MINSEL,Inspirasi-sulut.com – Menanggapi isu dugaan penyalahgunaan Bahan Bakar Minyak (BBM) subsidi di SPBU 74.953.15 Amurang, Kabupaten Minahasa Selatan, pihak terkait memberikan klarifikasi resmi bahwa aktivitas pengisian BBM menggunakan galon di lokasi tersebut telah dilakukan sesuai prosedur yang berlaku.
Dijelaskan bahwa pengisian BBM subsidi menggunakan jeriken atau galon bukan merupakan pelanggaran, selama dilengkapi dengan surat rekomendasi resmi dari instansi berwenang. Surat keterangan tersebut umumnya diterbitkan oleh dinas perikanan atau dinas pertanian setempat, sebagai bentuk legalitas bagi masyarakat yang membutuhkan.
Penggunaan wadah seperti galon diperuntukkan khusus bagi nelayan dan petani, yang dalam kondisi tertentu tidak dapat mengakses langsung SPBU menggunakan kendaraan atau alat transportasi. Oleh karena itu, kebijakan ini menjadi solusi untuk memastikan kebutuhan BBM subsidi tetap terpenuhi bagi sektor produktif masyarakat.

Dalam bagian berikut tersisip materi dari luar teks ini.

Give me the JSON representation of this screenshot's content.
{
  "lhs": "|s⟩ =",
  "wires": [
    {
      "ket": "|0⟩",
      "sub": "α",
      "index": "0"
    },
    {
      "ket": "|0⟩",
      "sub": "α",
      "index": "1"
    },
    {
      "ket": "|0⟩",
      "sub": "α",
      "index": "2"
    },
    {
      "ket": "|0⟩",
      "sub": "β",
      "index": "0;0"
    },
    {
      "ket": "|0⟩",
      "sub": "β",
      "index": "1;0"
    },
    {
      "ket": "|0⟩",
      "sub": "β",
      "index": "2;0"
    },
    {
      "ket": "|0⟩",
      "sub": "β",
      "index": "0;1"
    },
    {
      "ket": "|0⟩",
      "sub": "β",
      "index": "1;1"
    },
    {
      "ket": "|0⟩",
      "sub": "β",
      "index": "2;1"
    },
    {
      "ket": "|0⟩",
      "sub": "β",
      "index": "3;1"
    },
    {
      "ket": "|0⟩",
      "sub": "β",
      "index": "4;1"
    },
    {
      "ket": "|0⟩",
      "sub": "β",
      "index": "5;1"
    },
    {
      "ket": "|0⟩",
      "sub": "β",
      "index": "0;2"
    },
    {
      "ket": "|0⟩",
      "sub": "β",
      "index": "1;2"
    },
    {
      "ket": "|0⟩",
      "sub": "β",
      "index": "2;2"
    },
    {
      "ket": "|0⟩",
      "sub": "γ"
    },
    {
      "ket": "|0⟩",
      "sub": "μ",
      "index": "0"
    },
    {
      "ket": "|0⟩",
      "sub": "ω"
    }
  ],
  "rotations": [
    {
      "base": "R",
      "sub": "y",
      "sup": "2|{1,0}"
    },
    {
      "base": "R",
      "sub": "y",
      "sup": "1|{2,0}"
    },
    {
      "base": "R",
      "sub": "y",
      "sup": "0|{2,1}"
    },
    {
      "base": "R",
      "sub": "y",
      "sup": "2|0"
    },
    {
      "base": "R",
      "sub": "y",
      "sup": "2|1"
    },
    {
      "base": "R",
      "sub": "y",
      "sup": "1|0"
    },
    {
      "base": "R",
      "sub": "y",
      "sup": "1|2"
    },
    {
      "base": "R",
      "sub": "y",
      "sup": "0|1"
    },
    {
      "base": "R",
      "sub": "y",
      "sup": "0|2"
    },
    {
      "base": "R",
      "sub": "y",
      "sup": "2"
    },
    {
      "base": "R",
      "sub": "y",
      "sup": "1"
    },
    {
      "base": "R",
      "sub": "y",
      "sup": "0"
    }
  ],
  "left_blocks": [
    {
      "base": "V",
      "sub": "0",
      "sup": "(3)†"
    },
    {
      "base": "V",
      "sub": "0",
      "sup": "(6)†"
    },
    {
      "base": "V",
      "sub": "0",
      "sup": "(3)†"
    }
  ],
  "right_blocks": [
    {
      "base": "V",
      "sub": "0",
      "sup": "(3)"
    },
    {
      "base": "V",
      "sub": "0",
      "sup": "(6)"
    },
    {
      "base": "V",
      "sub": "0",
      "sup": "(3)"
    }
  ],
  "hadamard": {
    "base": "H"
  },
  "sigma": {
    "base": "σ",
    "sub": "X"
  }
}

“Pengisian BBM menggunakan galon diperbolehkan selama ada surat rekomendasi resmi dan digunakan sesuai peruntukannya, yakni untuk nelayan dan petani,” ujar salah satu sumber yang mengetahui mekanisme tersebut.
Pihak SPBU juga menegaskan bahwa mereka tetap menjalankan prosedur pengawasan secara ketat, termasuk pencatatan identitas penerima serta jumlah BBM yang disalurkan. Hal ini dilakukan guna memastikan distribusi berjalan tepat sasaran dan sesuai ketentuan yang berlaku.
Selain sebagai bentuk kepatuhan terhadap regulasi, kebijakan ini juga merupakan dukungan terhadap keberlangsungan aktivitas ekonomi masyarakat kecil, khususnya nelayan dan petani yang sangat bergantung pada ketersediaan BBM subsidi.
Meski demikian, pengawasan tetap menjadi hal penting untuk mencegah potensi penyalahgunaan oleh oknum yang tidak bertanggung jawab. Pihak terkait diharapkan terus meningkatkan koordinasi dan transparansi dalam pendistribusian BBM subsidi.
Dengan adanya klarifikasi ini, masyarakat diimbau untuk tidak terburu-buru menarik kesimpulan negatif, serta menunggu hasil verifikasi resmi dari pihak berwenang agar informasi yang beredar tetap berimbang dan dapat dipertanggungjawabkan.